Un ETS mal élaboré pourrait avoir un effet pervers à savoir que pour y échapper, l’on recule dans le verdissement de la flotte ou engage des stratégies de détournement. Il ne faut pas oublier que nous opérons sur un terrain international. Il ne faudrait pas que ceux qui investissent dès aujourd’hui soient pénalisés par rapport à ceux qui, sur le même business, s’y conformeraient bien plus tard une fois les technologies largement amorties. 

La caractérisation d'un investissement vert soit un travail collaboratif entre la profession et le secteur du financement »

Je suppose que vous avez accueilli avec bienveillance des initiatives comme Poséidon qui cherche à améliorer le financement de navires plus verts, non ? 

J-M.L (temps de pause, silence) : Alors, dans l'esprit oui, mais il faut viser à ce que la caractérisation d'un investissement vert soit un travail collaboratif entre la profession et le secteur du financement. Nous sommes plus sensibles à des initiatives comme l’Alliance Verte-Green Marine Europe, portée à l’origine par l'industrie maritime du Canada et des États-Unis.

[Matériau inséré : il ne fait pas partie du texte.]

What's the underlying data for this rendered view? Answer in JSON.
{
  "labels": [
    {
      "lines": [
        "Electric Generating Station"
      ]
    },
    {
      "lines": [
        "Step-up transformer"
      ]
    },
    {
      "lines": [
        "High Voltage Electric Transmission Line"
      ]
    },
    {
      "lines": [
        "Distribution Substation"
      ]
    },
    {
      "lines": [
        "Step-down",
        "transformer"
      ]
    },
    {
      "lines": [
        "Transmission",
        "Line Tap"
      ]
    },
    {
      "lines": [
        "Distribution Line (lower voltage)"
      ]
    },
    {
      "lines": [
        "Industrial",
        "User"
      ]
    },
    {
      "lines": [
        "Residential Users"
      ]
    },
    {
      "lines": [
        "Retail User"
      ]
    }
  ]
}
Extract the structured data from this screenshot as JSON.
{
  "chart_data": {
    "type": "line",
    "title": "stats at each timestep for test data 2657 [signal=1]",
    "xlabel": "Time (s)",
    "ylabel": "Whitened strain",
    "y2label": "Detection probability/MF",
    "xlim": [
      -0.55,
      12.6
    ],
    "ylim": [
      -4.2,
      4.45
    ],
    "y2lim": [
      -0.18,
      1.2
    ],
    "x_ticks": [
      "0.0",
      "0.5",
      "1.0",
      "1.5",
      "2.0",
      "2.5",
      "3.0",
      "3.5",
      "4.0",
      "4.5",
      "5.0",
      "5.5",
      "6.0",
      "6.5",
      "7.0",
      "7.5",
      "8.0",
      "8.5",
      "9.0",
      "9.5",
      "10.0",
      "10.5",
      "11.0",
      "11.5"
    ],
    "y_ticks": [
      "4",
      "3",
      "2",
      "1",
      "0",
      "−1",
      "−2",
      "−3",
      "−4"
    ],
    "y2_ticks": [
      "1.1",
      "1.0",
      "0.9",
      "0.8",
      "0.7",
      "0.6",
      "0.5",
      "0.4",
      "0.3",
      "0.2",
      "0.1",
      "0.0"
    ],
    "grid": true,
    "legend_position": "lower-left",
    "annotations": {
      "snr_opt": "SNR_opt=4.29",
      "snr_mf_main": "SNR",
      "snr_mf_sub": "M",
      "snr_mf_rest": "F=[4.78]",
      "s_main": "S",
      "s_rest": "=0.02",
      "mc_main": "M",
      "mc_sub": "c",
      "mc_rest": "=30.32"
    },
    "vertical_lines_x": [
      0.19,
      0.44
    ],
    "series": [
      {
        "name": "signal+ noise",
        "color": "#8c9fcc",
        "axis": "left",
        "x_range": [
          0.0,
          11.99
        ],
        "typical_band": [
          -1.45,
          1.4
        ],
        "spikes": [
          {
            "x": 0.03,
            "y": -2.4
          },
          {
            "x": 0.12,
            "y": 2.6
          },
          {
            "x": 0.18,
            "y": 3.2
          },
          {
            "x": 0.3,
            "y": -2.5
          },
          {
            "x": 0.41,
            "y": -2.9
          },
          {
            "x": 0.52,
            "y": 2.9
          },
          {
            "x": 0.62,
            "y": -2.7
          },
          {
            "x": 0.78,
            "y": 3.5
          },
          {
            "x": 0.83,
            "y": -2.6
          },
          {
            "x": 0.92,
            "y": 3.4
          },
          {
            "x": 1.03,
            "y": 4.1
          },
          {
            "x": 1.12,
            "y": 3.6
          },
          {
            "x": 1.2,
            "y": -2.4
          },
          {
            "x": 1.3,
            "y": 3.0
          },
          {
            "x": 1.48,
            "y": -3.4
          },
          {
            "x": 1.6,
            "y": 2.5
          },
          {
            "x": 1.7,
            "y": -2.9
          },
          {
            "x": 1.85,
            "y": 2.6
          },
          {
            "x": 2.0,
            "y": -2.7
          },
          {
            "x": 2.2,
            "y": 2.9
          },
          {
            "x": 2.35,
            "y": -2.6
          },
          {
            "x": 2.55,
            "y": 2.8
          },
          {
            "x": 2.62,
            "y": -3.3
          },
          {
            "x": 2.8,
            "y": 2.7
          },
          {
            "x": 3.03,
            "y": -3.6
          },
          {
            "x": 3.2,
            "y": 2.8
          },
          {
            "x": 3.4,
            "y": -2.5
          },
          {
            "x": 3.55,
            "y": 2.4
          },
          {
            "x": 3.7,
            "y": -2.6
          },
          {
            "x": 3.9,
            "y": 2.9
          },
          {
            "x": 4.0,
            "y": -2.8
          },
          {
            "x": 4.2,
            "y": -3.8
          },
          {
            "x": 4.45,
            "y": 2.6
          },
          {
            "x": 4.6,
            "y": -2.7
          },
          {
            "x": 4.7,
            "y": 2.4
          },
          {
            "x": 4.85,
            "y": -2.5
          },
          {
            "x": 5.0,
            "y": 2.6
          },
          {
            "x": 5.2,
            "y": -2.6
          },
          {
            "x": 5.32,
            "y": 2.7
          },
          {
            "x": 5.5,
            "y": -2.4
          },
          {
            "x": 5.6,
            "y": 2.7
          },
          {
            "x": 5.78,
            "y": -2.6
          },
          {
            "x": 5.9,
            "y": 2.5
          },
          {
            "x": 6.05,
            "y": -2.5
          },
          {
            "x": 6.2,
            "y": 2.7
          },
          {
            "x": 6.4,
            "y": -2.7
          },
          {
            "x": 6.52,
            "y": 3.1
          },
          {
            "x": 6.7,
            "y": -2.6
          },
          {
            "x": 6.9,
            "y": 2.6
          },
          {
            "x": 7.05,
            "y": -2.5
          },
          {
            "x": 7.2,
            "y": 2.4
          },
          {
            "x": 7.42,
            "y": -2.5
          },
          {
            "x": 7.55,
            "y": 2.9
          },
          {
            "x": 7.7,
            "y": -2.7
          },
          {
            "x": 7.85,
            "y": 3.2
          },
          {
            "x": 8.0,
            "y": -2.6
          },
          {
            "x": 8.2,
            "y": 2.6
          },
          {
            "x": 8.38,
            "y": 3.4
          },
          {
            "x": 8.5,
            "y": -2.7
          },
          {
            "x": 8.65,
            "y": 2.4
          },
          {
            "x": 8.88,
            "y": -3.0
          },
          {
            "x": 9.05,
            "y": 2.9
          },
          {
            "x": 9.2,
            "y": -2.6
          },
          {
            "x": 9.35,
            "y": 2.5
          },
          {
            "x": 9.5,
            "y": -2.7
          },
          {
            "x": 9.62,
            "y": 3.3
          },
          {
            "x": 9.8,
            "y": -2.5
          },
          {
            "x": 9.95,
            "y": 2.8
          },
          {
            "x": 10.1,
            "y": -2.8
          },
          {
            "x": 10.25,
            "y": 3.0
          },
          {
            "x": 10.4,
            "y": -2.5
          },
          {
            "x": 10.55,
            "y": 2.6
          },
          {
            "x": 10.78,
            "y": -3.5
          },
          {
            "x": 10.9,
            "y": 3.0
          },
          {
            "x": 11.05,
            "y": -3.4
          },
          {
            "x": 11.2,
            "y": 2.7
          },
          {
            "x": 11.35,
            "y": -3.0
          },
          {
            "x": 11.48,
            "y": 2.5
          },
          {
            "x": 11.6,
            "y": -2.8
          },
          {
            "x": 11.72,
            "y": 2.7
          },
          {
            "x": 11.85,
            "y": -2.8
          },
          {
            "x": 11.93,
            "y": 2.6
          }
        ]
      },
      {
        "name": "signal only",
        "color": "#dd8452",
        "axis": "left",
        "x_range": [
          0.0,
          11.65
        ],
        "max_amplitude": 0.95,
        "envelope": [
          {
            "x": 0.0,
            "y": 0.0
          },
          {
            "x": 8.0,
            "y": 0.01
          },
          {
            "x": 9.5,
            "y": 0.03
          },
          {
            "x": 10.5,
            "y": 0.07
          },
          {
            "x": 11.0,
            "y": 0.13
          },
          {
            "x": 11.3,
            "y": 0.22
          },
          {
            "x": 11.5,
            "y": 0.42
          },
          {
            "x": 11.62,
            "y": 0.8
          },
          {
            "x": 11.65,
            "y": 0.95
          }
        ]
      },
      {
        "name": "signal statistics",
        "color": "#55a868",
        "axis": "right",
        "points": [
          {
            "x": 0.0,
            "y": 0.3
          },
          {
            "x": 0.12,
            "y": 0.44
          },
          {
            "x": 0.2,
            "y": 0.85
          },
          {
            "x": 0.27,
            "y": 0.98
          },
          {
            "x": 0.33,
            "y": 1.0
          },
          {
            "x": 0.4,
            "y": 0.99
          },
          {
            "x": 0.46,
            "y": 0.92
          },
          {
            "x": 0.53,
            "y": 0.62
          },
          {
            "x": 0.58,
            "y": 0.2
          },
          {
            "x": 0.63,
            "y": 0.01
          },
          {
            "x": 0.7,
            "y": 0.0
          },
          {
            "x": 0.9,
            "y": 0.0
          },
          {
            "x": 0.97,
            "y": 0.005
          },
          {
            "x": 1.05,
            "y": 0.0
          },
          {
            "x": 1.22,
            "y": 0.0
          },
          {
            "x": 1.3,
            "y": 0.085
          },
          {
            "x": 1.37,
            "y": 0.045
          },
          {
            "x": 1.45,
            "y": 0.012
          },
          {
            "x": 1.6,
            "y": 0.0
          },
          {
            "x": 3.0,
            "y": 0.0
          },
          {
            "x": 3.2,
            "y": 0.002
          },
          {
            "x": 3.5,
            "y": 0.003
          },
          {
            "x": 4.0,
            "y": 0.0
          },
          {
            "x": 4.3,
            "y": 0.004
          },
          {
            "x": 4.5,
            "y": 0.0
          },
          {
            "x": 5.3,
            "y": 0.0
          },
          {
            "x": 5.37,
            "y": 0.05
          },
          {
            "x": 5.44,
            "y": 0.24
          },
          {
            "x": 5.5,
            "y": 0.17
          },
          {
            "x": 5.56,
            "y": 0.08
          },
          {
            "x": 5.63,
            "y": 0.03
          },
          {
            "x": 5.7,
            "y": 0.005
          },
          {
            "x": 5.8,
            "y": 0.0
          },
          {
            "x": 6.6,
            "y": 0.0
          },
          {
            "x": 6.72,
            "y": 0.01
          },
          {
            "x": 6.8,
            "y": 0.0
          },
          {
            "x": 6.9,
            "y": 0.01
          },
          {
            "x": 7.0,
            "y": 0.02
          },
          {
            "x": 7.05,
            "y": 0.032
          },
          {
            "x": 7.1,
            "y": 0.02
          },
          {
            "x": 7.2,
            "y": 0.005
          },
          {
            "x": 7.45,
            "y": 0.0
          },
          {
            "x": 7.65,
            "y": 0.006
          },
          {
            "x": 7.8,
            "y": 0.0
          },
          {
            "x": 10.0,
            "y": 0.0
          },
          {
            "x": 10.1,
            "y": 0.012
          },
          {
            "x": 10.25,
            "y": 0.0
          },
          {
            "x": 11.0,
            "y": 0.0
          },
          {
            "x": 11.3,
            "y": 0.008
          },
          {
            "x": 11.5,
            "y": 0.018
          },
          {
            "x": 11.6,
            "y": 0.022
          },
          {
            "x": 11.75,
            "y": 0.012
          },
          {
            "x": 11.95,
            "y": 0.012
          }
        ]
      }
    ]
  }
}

Ce programme de labellisation environnementale a conduit l’association Surfrider Foundation à l’importer en Europe. Et la France est la première à l’accueillir. En France, Brittany Ferries, Corsica Linea, Ifremer-Genavir, La Méridionale, Orange Marine et Socotra ont été labellisés. 

Propos recueillis par Adeline Descamps 

*L’article 39 C du CGI prévoit l’amortissement dégressif du navire avec un certain coefficient sur une période donnée dont la durée conditionne la compétitivité du régime de taxation au tonnage. La réduire permettrait de bénéficier d’une exonération des plus-values de cession de son navire à une échéance plus ou moins importante.